5,7,10 topics around Libya and 3,9,14,17 conversations related to Israel.

In [21]:
N = 11
lda = LdaMulticore(corpus, num_topics=N, workers=3, id2word=dictionary, alpha=0.02, eta=0.02, 
                   iterations=1000, random_state=42)
lda.print_topics(N)

[(0,
  '0.005*"obama" + 0.004*"president" + 0.003*"party" + 0.003*"political" + 0.003*"house" + 0.003*"government" + 0.003*"secretary" + 0.002*"people" + 0.002*"called" + 0.002*"office"'),
 (1,
  '0.004*"monday" + 0.004*"secretary" + 0.003*"speech" + 0.003*"nuclear" + 0.003*"clinton" + 0.003*"issues" + 0.003*"washington" + 0.003*"message" + 0.003*"print" + 0.003*"reid"'),
 (2,
  '0.005*"send" + 0.004*"secretary" + 0.004*"haiti" + 0.003*"release" + 0.003*"clinton" + 0.003*"schedule" + 0.003*"statement" + 0.003*"message" + 0.003*"cheryl" + 0.003*"talk"'),
 (3,
  '0.007*"israel" + 0.004*"print" + 0.004*"american" + 0.004*"political" + 0.004*"obama" + 0.003*"foreign" + 0.003*"president" + 0.003*"peace" + 0.003*"speech" + 0.003*"iran"'),
 (4,
  '0.007*"secretary" + 0.004*"clinton" + 0.004*"office" + 0.004*"press" + 0.004*"speech" + 0.004*"president" + 0.003*"lona" + 0.003*"people" + 0.003*"assistant" + 0.003*"cheryl"'),
 (5,
  '0.004*"libya" + 0.004*"united" + 0.003*"office" + 0.003*"depart

Does not look better after reduction as lost topic about China...

In [29]:
for N in range(2,51):
    lda = LdaMulticore(corpus, num_topics=N, workers=3, id2word=dictionary, alpha=0.02, eta=0.02, 
                   iterations=1000, random_state=42)
    print('Number of modeled topics {} and perplexity for the corpora {}'.format(N, lda.log_perplexity(corpus)))
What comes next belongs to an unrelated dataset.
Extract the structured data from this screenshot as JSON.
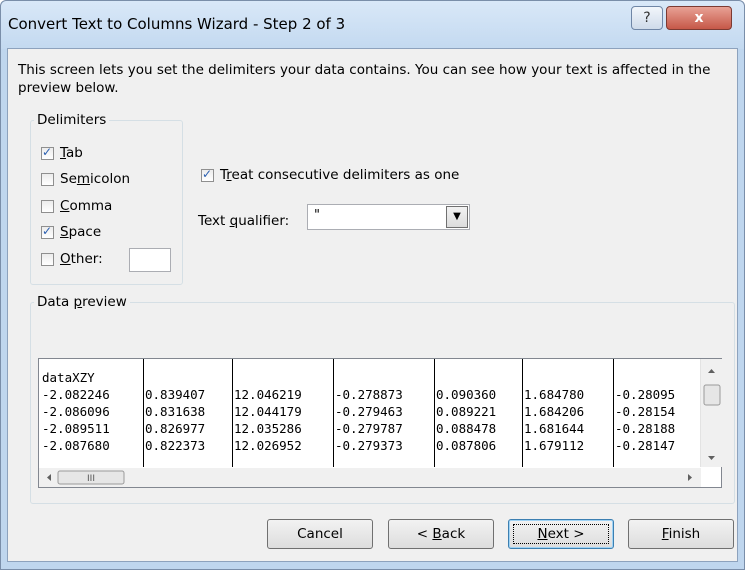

Number of modeled topics 2 and perplexity for the corpora -9.271516150431834
Number of modeled topics 3 and perplexity for the corpora -9.404023712125204
Number of modeled topics 4 and perplexity for the corpora -9.536958166659696
Number of modeled topics 5 and perplexity for the corpora -9.646190592954412
Number of modeled topics 6 and perplexity for the corpora -9.738715685847344
Number of modeled topics 7 and perplexity for the corpora -9.694275673091616
Number of modeled topics 8 and perplexity for the corpora -9.76478951162569
Number of modeled topics 9 and perplexity for the corpora -9.803833055632605
Number of modeled topics 10 and perplexity for the corpora -9.871231882430763
Number of modeled topics 11 and perplexity for the corpora -9.924778216326255
Number of modeled topics 12 and perplexity for the corpora -9.946776065371559
Number of modeled topics 13 and perplexity for the corpora -10.002614743762406
Number of modeled topics 14 and perplexity for the corpora -10.032282207

Unfortunately we don't have a specific heldout cropora to evaluate our results properly. From the observed results we can see the that potentialy 6-7 topics can be a good fit as of a slight decrese of 7 between scores for 6 and 8 topics.